The wisdom of Edward R. Murrow
Thursday, May 18th, 2006I have always been a fan of the late Edward R. Murrow, the crusading CBS newsman who took on the fanatical Sen. Joseph R. McCarthy when no one else in the news business had the guts to do so.
That battle cost Murrow dearly. CBS, weary of the many controversies caused by Murrow's award-winning "See it Now" television news magazine, caved to pressure and exiled the show to a Sunday time slot. Murrow's prime-time appearances were limited to his celebrity interviews, which he hated but admitted he did to "pay the bills."
In 1958, Murrow appeared before the Radio-TV News Directors Association and delivered a stinging indictment of TV's aversion to controversy. Parts of the speech were used to lead and end George Clooney's excellent film, Good Night and Good Luck.
For example:
Our history will be what we make it. And if there are any historians about fifty or a hundred years from now, and there should be preserved the kinescopes for one week of all three networks, they will there find recorded in black and white, or color, evidence of decadence, escapism and insulation from the realities of the world in which we live.
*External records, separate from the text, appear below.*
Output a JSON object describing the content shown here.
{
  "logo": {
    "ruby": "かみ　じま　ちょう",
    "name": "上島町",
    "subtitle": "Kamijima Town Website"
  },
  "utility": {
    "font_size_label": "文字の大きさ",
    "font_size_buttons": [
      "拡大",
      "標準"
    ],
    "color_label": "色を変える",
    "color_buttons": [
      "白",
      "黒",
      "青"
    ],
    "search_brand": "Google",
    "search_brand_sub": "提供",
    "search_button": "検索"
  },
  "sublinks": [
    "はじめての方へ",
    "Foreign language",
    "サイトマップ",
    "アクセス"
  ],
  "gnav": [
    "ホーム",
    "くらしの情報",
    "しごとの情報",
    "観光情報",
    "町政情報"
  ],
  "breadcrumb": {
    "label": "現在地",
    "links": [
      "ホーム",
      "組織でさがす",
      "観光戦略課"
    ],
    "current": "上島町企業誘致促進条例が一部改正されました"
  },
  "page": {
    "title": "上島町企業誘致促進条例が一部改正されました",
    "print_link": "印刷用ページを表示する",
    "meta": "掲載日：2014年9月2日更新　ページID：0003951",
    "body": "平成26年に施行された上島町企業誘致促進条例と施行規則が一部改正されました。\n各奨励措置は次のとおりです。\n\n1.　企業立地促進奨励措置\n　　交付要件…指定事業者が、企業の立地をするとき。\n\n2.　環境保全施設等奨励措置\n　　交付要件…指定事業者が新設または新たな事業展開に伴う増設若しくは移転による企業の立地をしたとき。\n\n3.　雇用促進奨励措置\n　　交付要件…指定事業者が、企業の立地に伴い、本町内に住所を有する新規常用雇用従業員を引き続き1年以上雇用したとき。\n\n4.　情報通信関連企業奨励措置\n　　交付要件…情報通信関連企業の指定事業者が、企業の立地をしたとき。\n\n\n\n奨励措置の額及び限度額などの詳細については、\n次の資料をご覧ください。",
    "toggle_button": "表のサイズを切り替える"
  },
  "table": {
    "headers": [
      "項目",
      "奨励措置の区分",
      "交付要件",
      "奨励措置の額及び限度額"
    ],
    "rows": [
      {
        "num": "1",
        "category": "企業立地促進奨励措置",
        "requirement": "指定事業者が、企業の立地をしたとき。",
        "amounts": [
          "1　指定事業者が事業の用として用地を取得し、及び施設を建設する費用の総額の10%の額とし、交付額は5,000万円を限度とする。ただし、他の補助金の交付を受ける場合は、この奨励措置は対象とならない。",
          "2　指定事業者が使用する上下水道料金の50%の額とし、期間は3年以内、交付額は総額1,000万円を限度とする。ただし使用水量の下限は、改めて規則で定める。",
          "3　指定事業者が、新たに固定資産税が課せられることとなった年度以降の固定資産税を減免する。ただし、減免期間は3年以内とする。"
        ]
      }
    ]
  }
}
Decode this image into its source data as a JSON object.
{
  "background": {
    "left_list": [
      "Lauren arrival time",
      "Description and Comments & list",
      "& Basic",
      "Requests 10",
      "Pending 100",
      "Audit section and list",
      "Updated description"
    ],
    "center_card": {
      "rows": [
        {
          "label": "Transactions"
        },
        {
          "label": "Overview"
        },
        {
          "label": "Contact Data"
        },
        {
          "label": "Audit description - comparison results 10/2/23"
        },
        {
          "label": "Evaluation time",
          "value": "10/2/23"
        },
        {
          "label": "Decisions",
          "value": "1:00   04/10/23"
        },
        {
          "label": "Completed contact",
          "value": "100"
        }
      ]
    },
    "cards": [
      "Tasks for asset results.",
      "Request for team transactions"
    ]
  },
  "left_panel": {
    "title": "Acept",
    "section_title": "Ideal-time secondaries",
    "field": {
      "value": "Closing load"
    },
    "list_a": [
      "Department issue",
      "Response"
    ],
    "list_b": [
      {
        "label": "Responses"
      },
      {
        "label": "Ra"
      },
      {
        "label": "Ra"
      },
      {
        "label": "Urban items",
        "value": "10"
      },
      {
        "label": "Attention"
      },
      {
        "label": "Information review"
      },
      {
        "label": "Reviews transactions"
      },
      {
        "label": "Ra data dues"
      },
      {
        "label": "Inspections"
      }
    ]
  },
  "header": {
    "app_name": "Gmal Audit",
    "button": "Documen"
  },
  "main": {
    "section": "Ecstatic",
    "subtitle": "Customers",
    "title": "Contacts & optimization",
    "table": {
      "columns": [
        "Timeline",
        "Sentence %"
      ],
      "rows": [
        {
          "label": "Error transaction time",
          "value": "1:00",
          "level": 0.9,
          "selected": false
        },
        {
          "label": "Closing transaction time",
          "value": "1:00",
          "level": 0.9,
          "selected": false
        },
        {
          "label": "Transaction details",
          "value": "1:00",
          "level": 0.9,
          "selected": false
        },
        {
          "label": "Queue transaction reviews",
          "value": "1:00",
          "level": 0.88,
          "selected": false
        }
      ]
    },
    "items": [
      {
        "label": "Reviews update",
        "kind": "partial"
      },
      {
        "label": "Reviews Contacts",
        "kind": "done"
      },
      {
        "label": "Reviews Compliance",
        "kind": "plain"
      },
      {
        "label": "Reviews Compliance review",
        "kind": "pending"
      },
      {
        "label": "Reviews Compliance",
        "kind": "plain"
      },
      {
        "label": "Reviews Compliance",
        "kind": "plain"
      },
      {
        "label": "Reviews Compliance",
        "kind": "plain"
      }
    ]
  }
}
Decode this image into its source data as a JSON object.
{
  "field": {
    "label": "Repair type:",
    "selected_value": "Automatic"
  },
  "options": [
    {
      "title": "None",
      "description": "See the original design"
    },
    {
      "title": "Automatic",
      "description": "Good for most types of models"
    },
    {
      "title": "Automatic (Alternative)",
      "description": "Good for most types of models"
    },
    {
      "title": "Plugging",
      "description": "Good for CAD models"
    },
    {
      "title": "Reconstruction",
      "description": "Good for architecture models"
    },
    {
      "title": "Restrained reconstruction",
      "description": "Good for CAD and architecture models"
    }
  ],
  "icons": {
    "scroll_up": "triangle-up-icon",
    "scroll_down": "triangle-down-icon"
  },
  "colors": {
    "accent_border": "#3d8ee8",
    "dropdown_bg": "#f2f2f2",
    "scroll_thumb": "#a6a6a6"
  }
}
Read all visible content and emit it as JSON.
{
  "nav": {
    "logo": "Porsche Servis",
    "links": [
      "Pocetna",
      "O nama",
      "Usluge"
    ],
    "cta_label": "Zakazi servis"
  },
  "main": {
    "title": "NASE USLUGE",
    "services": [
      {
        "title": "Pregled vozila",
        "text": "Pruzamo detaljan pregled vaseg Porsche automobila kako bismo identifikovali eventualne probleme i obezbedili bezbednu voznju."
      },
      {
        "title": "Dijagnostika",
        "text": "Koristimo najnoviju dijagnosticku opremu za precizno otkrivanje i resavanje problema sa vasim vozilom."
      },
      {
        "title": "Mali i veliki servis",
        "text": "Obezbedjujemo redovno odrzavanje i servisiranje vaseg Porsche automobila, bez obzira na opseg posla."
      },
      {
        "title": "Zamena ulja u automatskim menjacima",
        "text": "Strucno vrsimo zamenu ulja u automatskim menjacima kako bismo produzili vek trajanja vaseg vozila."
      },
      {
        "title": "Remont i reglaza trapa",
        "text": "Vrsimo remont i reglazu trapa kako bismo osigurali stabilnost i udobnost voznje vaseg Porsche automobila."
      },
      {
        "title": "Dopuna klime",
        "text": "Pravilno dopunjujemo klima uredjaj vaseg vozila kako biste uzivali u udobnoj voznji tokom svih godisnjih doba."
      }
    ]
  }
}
I invite your attention to the television schedules of all networks between the hours of 8 and 11 p.m., Eastern Time. Here you will find only fleeting and spasmodic reference to the fact that this nation is in mortal danger. There are, it is true, occasional informative programs presented in that intellectual ghetto on Sunday afternoons. But during the daily peak viewing periods, television in the main insulates us from the realities of the world in which we live. If this state of affairs continues, we may alter an advertising slogan to read: LOOK NOW, PAY LATER.For surely we shall pay for using this most powerful instrument of communication to insulate the citizenry from the hard and demanding realities which must be faced if we are to survive. I mean the word survive literally. If there were to be a competition in indifference, or perhaps in insulation from reality, then Nero and his fiddle, Chamberlain and his umbrella, could not find a place on an early afternoon sustaining show. If Hollywood were to run out of Indians, the program schedules would be mangled beyond all recognition. Then some courageous soul with a small budget might be able to do a documentary telling what, in fact, we have done--and are still doing--to the Indians in this country. But that would be unpleasant. And we must at all costs shield the sensitive citizens from anything that is unpleasant.
I am entirely persuaded that the American public is more reasonable, restrained and more mature than most of our industry's program planners believe. Their fear of controversy is not warranted by the evidence. I have reason to know, as do many of you, that when the evidence on a controversial subject is fairly and calmly presented, the public recognizes it for what it is--an effort to illuminate rather than to agitate.